Even though the notoriously chicken-hearted Committee on Standards of Official Conduct bent over backwards to avoid hitting DeLay with the kinds of sanctions that his conduct clearly warrants (a sample of its mealy-mouthed words: “It is clearly necessary for you to temper your future actions to assure that you are in full compliance at all times with the applicable House rules and standards of conduct.”), the pattern of DeLay’s conduct should be obvious. He is a practitioner of the “win at all costs,” “anything goes” school of politics, and genuinely believes that this is the way one gets things done in Washington: influence, bribes, threats, naked power and routine violations of principle and law. He isn’t the only one, to be sure, but he is a good place to start if Americans are truly interested in good government and trustworthy representatives.

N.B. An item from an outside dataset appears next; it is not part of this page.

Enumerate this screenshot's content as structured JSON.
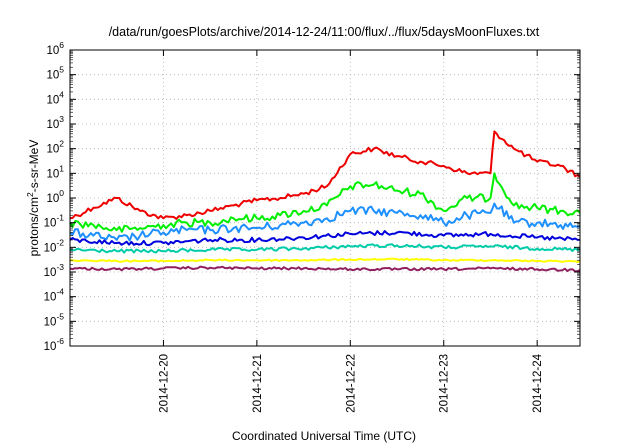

At some point, like now, Republicans need to ask themselves what it says about their party when a an ethically-challenged elected official like Tom DeLay holds such a prominent position in the party’s power structure and is such a visible representative of the party itself. (Voters in DeLay’s district should ask themselves a similar question.) Now, it is said, he is vowing retribution on members of the ethics committee. The Congressman who raised the energy influence complaint knew that he was retiring, and was thus immune from a DeLay ordered political hit; laughably, the Whip has proposed that “lame duck” Congressmen be barred from making ethics complaints.

Having Tom DeLay serve as a Congressional leader corrupts both the body’s image and its ethical environment. One way or the other, either by the voters, his party, or through ethics sanctions, he needs to be sent packing. If he is not, it will serve as a reliable indicator of how seriously the House, the Republican Party, and the voters of Texas take principles of right and wrong.